A peine les premières notes entonnées que Debby s'est lancée dans un balai mélangeant danse de rue et danse classique, de pas harmonieux et gracieux, quelques figures acrobatiques dans notre minuscule chambre. Les gestes qu'elle faisait semblaient donner des couleurs à la pénombre de la pièce. La lumière émanant de nos lampes de chevet ajoutait un effet magique à sa chorégraphie, j'en étais subjuguée, par ses mouvements, la joie qui en résultait, le plaisir qu'elle projetait.

Sa mini crise de danse n'avait duré que quelques minutes avant qu'elle ne s'écroule, épuisée et couverte de sueur. Je l'ai repoussé d'un orteil afin qu'elle quitte nos lits.

-Tu pues et tu dégoulines de sueurs, dégage du lit, ai-je ordonné.

-Mais Yanaëlle !

-Et vite soldat !

-Chef, oui, chef, a-t-elle répliqué sans enthousiasme et tombant au sol comme une baleine.

J'ai pouffé parce qu'elle était ridicule et dégoutante comme une éponge. J'avais beau rouler des yeux, soupiré doucement, j'étais heureuse, contente et apaisée. Le cœur calme et l'esprit libéré. Durant cet instant, je n'étais plus une ado manipulatrice qui avait une meilleure amie imaginaire maléfique et qui avait l'impression d'être enfermée dans une cage qu'elle avait elle-même créée . Ce n'était pas exactement le sentiment qui m'avait saisie avec Thimoé, ça s'en rapprochait doucement.
J'aimais bien ce côté sauvage chez Debby, c'était innovent, spontané et me rappelait la franchise et la naïveté de mon jouet. Et voilà, tout me ramenait encore une fois à lui, presque comme si c'était une malédiction. Je devais être maudite.

-Diiiis, Yanaelle, a commencé ma colocataire. Tu connais les Avengers ?

-C'est plutôt à moi de te le demander miss-je-manque-de-culture-filmographique.

-Nooon, ça c'est totalement différent ! C'est juste la meilleure saga au monde ! Leurs films, effets spéciaux et leurs acteurs ! Oh mon Dieu, dis-moi que tu es amoureuse de Captain ! a-t-elle crié en se relevant, les iris noisettes brillantes.

-Oulla ! Toi, tu n'as clairement pas regardé Harry Potter.

-Rien avoir ! Un petit sorcier rivalise pas face à des supers héros supers beaux ! C'est évident ! Et qui résiste aux charmes de Rogers?

-Tes arguments manquent de profondeurs, ils ne sont pas fiables.

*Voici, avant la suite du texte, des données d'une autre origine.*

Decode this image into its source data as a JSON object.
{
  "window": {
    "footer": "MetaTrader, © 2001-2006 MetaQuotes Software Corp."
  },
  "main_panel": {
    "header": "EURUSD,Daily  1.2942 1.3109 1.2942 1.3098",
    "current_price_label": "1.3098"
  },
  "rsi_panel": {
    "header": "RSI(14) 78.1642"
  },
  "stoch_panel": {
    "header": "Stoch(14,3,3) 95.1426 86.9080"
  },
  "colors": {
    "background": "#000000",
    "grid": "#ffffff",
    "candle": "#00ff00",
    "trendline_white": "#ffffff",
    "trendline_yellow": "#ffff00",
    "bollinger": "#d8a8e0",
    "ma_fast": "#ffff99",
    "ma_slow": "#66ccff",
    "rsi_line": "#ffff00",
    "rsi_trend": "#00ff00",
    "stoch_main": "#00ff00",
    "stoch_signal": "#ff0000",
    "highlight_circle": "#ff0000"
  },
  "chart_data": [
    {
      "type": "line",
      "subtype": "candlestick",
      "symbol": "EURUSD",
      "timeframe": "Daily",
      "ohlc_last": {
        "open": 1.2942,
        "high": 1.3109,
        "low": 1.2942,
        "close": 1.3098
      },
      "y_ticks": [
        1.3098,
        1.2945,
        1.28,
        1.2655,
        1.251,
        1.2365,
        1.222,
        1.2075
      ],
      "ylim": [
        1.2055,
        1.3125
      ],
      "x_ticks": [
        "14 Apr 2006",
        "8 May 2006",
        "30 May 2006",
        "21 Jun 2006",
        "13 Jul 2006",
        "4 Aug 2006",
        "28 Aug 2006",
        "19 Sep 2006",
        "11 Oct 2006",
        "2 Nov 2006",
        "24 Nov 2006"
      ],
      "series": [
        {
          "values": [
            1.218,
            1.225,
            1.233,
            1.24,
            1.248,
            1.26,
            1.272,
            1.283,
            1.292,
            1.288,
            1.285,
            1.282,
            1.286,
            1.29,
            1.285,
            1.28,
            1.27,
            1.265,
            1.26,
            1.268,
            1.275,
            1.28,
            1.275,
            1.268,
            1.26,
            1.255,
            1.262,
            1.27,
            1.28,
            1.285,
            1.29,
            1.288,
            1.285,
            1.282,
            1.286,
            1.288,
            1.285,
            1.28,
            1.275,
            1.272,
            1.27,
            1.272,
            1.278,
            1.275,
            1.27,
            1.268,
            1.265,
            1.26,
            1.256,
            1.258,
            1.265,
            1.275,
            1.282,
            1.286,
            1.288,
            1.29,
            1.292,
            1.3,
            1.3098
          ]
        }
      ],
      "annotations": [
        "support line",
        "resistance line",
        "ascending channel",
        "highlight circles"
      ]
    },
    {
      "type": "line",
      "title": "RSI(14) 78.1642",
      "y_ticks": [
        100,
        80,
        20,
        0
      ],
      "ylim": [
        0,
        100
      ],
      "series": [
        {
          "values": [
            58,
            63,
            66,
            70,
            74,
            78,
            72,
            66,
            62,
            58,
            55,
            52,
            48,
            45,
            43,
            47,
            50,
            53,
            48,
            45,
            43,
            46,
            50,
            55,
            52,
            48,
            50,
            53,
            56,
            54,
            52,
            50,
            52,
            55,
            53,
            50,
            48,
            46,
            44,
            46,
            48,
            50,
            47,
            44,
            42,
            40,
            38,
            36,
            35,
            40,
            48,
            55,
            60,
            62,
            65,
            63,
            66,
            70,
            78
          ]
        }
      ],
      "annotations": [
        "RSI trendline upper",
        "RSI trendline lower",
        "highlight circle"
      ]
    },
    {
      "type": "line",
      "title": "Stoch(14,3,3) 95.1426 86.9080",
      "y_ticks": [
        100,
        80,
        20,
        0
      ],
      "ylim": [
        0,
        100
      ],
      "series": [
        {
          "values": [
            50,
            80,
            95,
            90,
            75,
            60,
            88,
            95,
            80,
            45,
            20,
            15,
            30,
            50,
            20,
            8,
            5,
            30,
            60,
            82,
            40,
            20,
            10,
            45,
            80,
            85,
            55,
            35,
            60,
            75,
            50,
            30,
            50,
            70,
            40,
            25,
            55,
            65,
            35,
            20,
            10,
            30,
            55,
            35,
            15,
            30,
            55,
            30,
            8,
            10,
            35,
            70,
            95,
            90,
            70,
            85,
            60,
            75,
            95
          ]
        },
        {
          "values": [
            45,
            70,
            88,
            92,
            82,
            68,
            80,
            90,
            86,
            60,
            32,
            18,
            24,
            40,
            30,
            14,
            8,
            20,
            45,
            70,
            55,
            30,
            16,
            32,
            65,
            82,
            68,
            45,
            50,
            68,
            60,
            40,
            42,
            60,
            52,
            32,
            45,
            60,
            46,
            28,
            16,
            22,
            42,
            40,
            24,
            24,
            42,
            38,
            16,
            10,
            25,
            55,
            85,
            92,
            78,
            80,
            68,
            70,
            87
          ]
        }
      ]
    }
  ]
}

-Tu t'y connais en argument fiable ?

-Mieux que toi, petite sotte.

Elle a ouvert la bouche d'un air offusqué avant de gonfler ses joues bronzées  et croiser ses bras sur sa petite poitrine. Elle ressemblait plus à une peluche qu'une personne triste, ce qui m'avait arraché un rire. La piteuse tentative de Thimoé pour me faire rire m'était revenue en mémoire. Ma voisine de chambre devait sûrement être sensible aux chatouilles, alors, par surprise, je lui ai chatouillé les côtes. Le résultat était concluant, elle était partie dans un fou rire qui l'avait fait tomber sur nos lits. L'expression de son hilarité avait provoqué la mienne. Ses grands bras avaient bougé dans tous les sens et épuisée de la malmener, je m'étais écroulée près d'elle.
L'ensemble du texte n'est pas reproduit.